CQ: Murkowski Wants Plan to Deal With Tribal Health Facility Costs
Sen. Lisa Murkowski, her chamber's top appropriator for Native American programs, raised alarm Wednesday that federal officials haven't planned for ballooning court-mandated costs for certain tribal health clinics, including those in her home state of Alaska.
The shortfall stems from a 2016 court decision that cracked open more funding for tribally-owned buildings administering Indian Health Service programs. Under a 1975 law, tribes can run federal Indian Health Service programs through locally-owned buildings, in contrast to health facilities serving Native Americans that are owned and run by the IHS itself. These locally-owned facilities receive IHS subsidies including for rental agreements.
In the past, many of these lease payments were small compared to the overall need. That changed when an Alaska health clinic representing multiple tribes sued the federal government after being denied a higher payment, and a federal judge sided with the group in a 2016 court decision.

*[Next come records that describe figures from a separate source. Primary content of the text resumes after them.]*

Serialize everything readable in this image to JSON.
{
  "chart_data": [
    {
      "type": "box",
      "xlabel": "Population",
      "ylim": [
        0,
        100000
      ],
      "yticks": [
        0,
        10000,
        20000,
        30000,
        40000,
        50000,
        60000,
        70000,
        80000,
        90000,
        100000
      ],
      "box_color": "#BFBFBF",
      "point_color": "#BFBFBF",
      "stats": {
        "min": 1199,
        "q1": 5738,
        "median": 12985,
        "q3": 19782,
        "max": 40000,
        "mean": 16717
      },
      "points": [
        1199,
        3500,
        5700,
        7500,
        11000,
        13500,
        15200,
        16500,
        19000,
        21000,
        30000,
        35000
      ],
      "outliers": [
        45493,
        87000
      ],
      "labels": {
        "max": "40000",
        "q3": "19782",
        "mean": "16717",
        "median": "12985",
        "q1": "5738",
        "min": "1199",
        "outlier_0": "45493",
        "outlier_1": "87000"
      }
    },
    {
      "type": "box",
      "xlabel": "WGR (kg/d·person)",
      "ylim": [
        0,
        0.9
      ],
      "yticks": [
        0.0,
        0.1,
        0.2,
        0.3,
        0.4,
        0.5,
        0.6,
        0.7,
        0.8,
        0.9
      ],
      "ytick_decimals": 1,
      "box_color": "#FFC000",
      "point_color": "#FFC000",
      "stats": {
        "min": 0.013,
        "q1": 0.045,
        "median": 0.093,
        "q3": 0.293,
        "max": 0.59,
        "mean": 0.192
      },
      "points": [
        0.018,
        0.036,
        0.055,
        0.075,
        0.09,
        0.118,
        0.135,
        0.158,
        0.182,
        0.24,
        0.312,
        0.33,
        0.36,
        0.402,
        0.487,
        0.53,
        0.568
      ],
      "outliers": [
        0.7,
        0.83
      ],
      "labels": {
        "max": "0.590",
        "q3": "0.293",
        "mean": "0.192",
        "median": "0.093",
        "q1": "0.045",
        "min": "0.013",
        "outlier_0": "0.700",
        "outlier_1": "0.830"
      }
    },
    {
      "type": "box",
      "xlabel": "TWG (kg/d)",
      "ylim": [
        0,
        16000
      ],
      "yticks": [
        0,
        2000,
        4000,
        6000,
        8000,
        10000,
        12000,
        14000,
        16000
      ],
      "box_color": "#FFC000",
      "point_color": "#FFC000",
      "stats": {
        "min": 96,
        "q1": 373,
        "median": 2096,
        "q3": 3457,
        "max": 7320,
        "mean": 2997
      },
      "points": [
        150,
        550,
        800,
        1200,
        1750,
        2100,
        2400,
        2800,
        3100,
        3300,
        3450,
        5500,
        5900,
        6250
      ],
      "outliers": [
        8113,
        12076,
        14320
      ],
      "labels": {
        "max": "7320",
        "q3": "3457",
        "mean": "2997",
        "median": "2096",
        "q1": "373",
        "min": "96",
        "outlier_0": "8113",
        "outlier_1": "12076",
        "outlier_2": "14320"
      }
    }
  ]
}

The decision sent a signal to other tribes that they were eligible for more funding if they were running health programs out of their own buildings, not federal government property. And now, the IHS is facing a wave of new applications for the entitlement.
The fiscal 2019 omnibus (PL 116-6) provided $36 million to support tribal health clinics, including lease payments. IHS officials said at a Senate Interior-Environment Appropriations subcommittee hearing Wednesday that estimated leasing costs alone for fiscal 2020 were $54 million as of the end of April.

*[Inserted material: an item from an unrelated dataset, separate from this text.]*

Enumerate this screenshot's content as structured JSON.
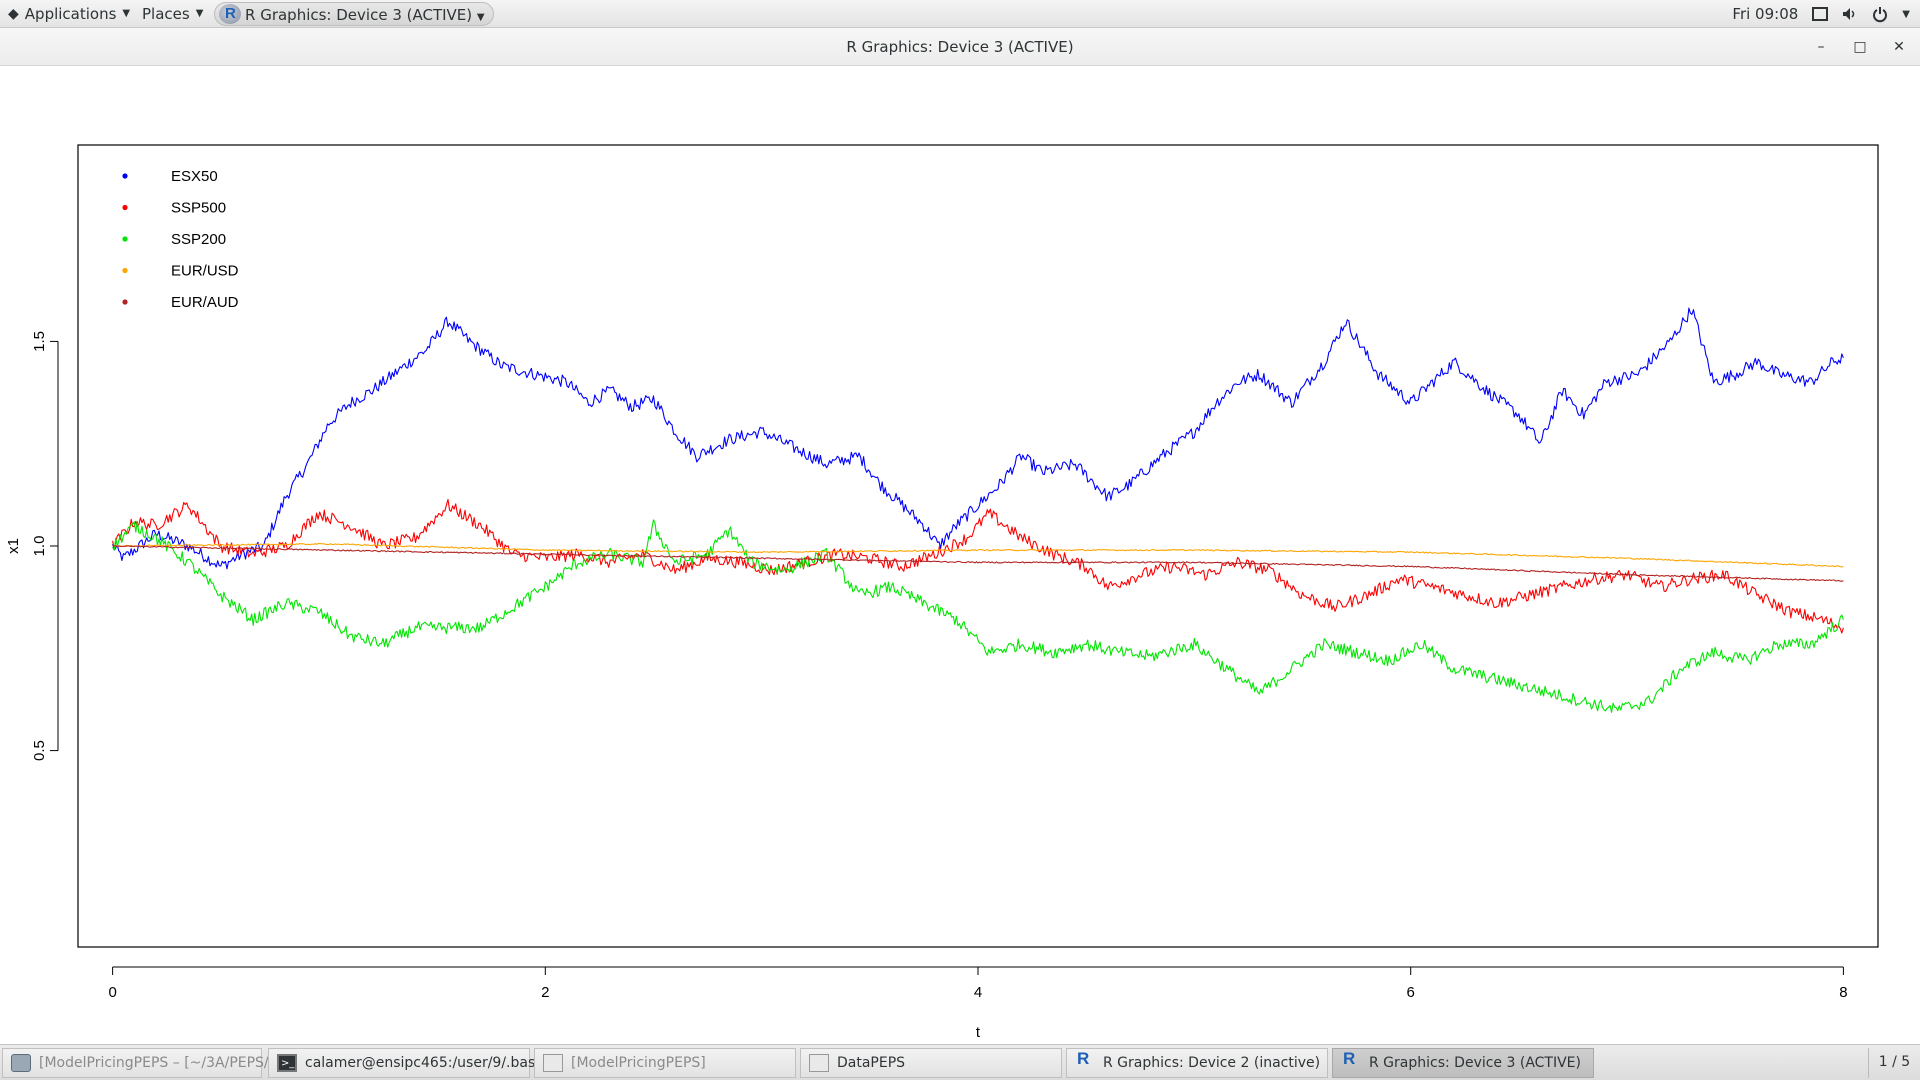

IHS Principal Deputy Director Rear Adm. Michael Weahkee said the leasing number could more than double, based on initial conversations with agency and tribal leaders. “We do anticipate that number could be as high as $138 million in fiscal year 2020,” Weahkee told the Senate panel, which is chaired by Murkowski.
That’s a significant number for the IHS, which has requested total fiscal 2020 discretionary resources of $5.9 billion.
Murkowski pointed out that the agency hasn't even requested the amount of funding it expects will be needed for the upcoming year. The IHS lacks any dedicated funding source for the leases — and the agency has raided other funding sources to make up cost differences in the past. Without more appropriations from Congress, the 2016 court ruling could ultimately reduce the amount of money available for Native American health programs overall.
“Know that I’m very worried about this. Because I only see this number growing,” Murkowski said. “We’ve got to get our arms around what is happening with this, the requirements, the obligations and how we budget accurately for it."
Weahkee said the agency was looking for discretionary funding to meet the needs “without taking any money away from any existing annual funding agreements or direct services." But Weahkee told the subcommittee a major complicating factor was that “we don’t have any single inventory of the buildings that are owned by tribes throughout the country and how many leases are going to come forward.”